In ancient times the local inhabitants were idol worshipers until Muslim Arab rulers conquered the land, forcibly converting them all to Islam. After becoming an important commercial center around 1,000 years ago it became a contested region, alternately conquered and ruled by the Salajuki Turks, Genghis Khan, and Timor Khan. During the 16th century nomadic Uzbekistani tribes took control, moving the seat of government from Samarkand and proclaiming Bukhara the new capital. The entire country then came to be known as the Bukhara Emirates.

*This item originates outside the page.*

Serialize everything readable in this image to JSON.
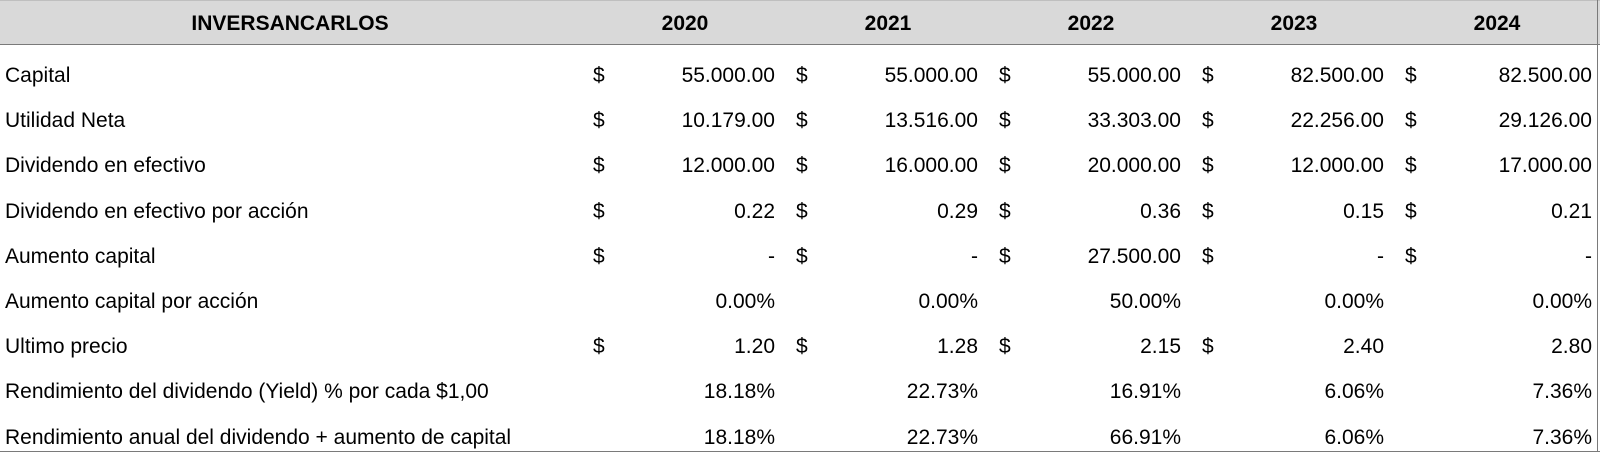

The Uzbekistanis expanded and at the height of their power extended the borders far to the east and the west, but soon afterwards a number of internal wars weakened the kingdom.

In 1753 Bukhara was still an independent emirate but diminished in size and strength. The population consisted primarily of Uzbekistani tribes, some of them nomadic, who dominated the ranks of the ruling aristocracy, military officers, court officials and provincial rulers and military and political leaders. Civil and particularly economic affairs remained in the hands of Tajikistani bureaucrats, permanent residents in the cities who were merchants and industrialists and spoke Turkish. The urban population did not belong to any of the tribes.

The Jews of Bukhara, who predated all of the tribes that ruled over them throughout the centuries, had high status under all of the various governments that controlled the region.

During the 19th century the Bukhara Emirates became a corrupt totalitarian regime ruled by cruel, despotic emirs. In 1866 Bukhara was conquered by the czar's army and became a Russian protectorate.

The emir kept his throne under the patronage of the Russian czar. Although he had no control over defense and military matters, the emir still had a free hand to run domestic affairs. The last two emirs in Bukhara were treated well by their Russian patrons and maintained close ties with the imperial court in St. Petersburg.

All of this came to an end in 1920, three years after the Bolshevik Revolution, when Bukhara fell to the Bolshevik army. The emir was deposed and exiled to Afghanistan. A "Soviet republic of the Bukharan people" was set up in accordance with the well-known revolutionary doctrine of the time.

The republic held out until 1924, when Stalin came to power and instituted a "new order." He dismantled the entire Bukharan Republic and divided it into newly formed socialist republics--Uzbekistan, Tajikistan and Turkmenistan--that were artificially created and become member states of the Union of Soviet Socialist Republics. When the USSR disbanded at the end of the 1980s these states won independence, but Bukhara was not reunited as a nation.